Sermaye sınıfı, işçi ve emekçilerin sömürüsü üzerinden elde ettikleri zenginlik ve servetin, devasa büyüklükteki mal ve mülkün karşılığında “hayırseverlik” pozlarına bürünerek bu kaynağın üstünü bir nebze de olsa örtmeye çalışır. Sözüm ona iftar çadırı açarak ya da erzak dağıtarak, kendileri tarafından açlık ve sefaletin kuyusuna itilen milyonlarca işçi ve emekçinin Ramazan'da iftarını açıp karnını doyurması için “girişimler” başlatılır. Yaratılan zenginliklere kendileri el koymamış, onca emeği gaspetmemiş gibi bir de utanmadan ortaya çıkıp dinin vecibeleri üzerine ahkam keserek “sevap yarışına” girerler. Bütün bu girişimler göz boyamadan ibaret olsa da, dinin vaazettiği şükürcülüğü tamamlayan, servet sahiplerine karşı minnet duygularını pekiştiren önemli bir rol oynamaktadır. Kısacası gaspedilen emeğinin unutturulması ya da “helal” edilmesine dönük çabalardır.

Dinci gericiliğin sözcüsü olan AKP dönemiyle beraber bu görüntüler, gelişip serpilme olanağı bulan yeşil sermaye tarafından daha çok öne çıkartılıyor. Ramazanlarda özellikle büyük kentlere olabildiğince yaygın biçimde iftar çadırları kurmak, sadaka dağıtmak bu kesim tarafından gelenek haline getirildi. İftar çadırları sadece yemek yenilen yerler değil bütün ay boyunca dinci sermayenin propaganda-ajitasyon çalışmalarına konu edilen mekanlar oluyor. Şaşaalı görüntülerin öne çıkarıldığı çadırlarda, bedava dağıtılan erzaklarda oluşan kuyruklar, yaşanan izdihamlar, kavgalar, yaralanmalar, vb. rezaletlerin gündeme gelerek tartışılması üzerine daha dikkatli davranmaya çalışıyorlar.

Bu yıl Ramazan başka manzalara da sahne olmaktadır.
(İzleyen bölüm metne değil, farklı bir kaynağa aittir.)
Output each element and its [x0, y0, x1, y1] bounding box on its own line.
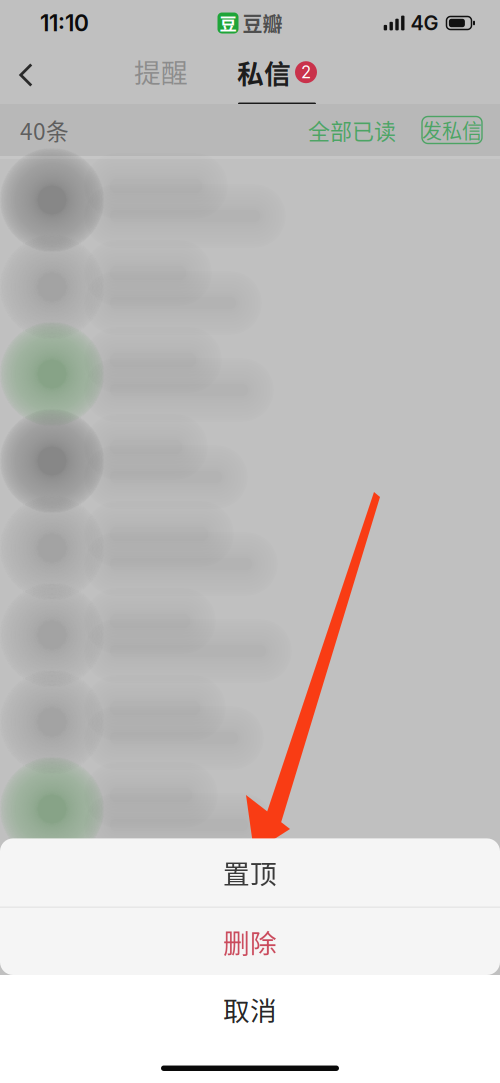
staticText: 2: [301, 62, 311, 82]
button[interactable]: 全部已读: [302, 106, 402, 154]
button[interactable]: 私信: [234, 46, 320, 104]
staticText: 删除: [223, 922, 277, 961]
staticText: 4G: [410, 11, 438, 35]
button[interactable]: 取消: [0, 975, 500, 1043]
staticText: 豆瓣: [242, 8, 282, 38]
staticText: 取消: [223, 990, 277, 1028]
staticText: 40条: [20, 114, 69, 146]
staticText: 全部已读: [308, 114, 396, 146]
button[interactable]: 发私信: [422, 116, 482, 144]
button[interactable]: 提醒: [120, 46, 202, 104]
staticText: 豆: [220, 10, 236, 36]
button[interactable]: 删除: [0, 908, 500, 975]
button[interactable]: 置顶: [0, 838, 500, 906]
button[interactable]: 返回: [0, 46, 52, 104]
staticText: 私信: [237, 53, 291, 92]
staticText: 发私信: [422, 116, 482, 144]
staticText: 11:10: [40, 9, 89, 37]
staticText: 置顶: [223, 853, 277, 892]
staticText: 提醒: [134, 52, 188, 90]
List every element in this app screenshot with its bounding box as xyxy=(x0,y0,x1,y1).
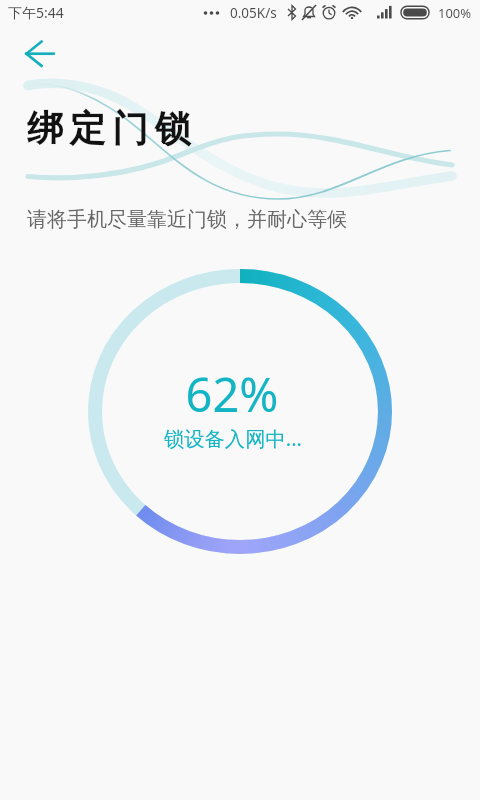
button[interactable]: Back xyxy=(14,28,68,80)
staticText: 下午5:44 xyxy=(8,3,64,22)
staticText: 绑定门锁 xyxy=(27,106,198,151)
staticText: 0.05K/s xyxy=(230,4,277,22)
staticText: 62% xyxy=(0,362,472,426)
staticText: 请将手机尽量靠近门锁，并耐心等候 xyxy=(27,207,347,232)
staticText: 100% xyxy=(438,4,472,22)
staticText: 锁设备入网中... xyxy=(0,424,473,452)
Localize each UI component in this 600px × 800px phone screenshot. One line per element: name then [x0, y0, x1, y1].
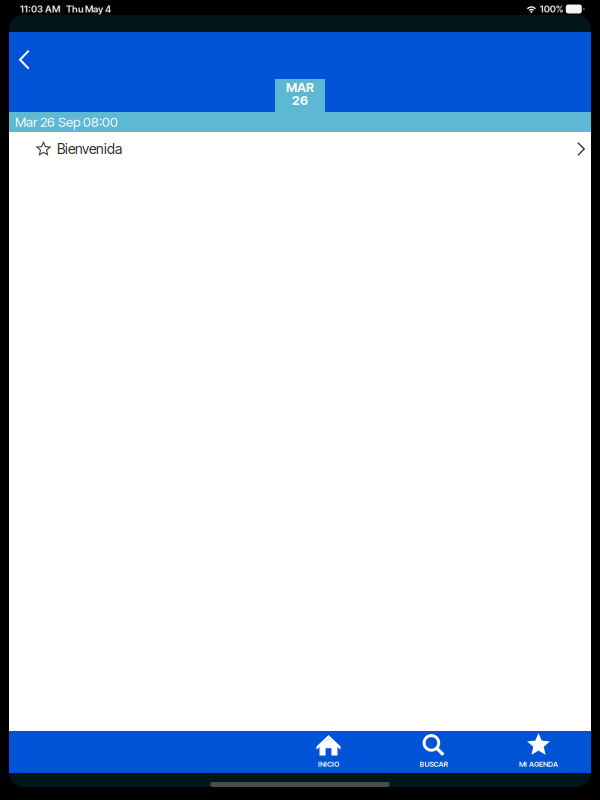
- button[interactable]: MI AGENDA: [486, 731, 591, 773]
- button[interactable]: BUSCAR: [381, 731, 486, 773]
- staticText: Bienvenida: [57, 140, 122, 157]
- staticText: BUSCAR: [420, 760, 448, 768]
- button[interactable]: INICIO: [276, 731, 381, 773]
- staticText: MAR: [286, 80, 314, 95]
- staticText: INICIO: [318, 760, 339, 768]
- staticText: 11:03 AM: [20, 3, 60, 15]
- button[interactable]: MAR: [275, 79, 325, 112]
- button[interactable]: Bienvenida: [9, 132, 591, 166]
- staticText: Mar 26 Sep 08:00: [15, 114, 118, 130]
- staticText: 26: [292, 93, 308, 108]
- staticText: MI AGENDA: [519, 760, 558, 768]
- staticText: 100%: [540, 3, 564, 15]
- staticText: Thu May 4: [66, 3, 111, 15]
- button[interactable]: Back: [9, 38, 40, 82]
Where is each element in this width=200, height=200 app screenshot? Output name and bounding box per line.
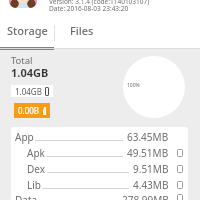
button[interactable]: Data bbox=[11, 193, 188, 200]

Krizin yaklaşık bir yıldır etkilediği işçi ve emekçiler yoğun biçimde hak gasplarına maruz kalarak daha da yoksullaştı. Açlık kitleselleşerek, bu çağda ve bu bollukta ciddi boyutlar kazandı. İşsizlik ve sefalet at başı giderek intihar ve aile facilarına yol açıyor. İşte böyle bir dönemde sermaye devleti tarafından dikkat çekici tutumlar görülmektedir. Bu Ramazanda beş yıldızlı lüks otellerin zengin menüleri, bu menülerin asgari ücretin yaklaşık yarısı oranındanki tutarı, buralara akın edenlerin haberleri fazla yapılmamaya çalışılmakta, daha doğrusu yoksulluğun katmerleştiği bir sırada bu görüntülerin yansımamasına özel olarak önem verilmektedir. Görünen o ki sermaye sahipleri milyonlarca aç insanın öfkesine maruz kalmamak için dikkat etmektedir.

Açlık ve sefaletin uçurumuna yuvarlanan işçi ve emekçiler elbet bir gün sömürü düzeninden hesap sormasını da bilecektir. O zaman imdatlarına din tacirleri de yetişemeyecektir.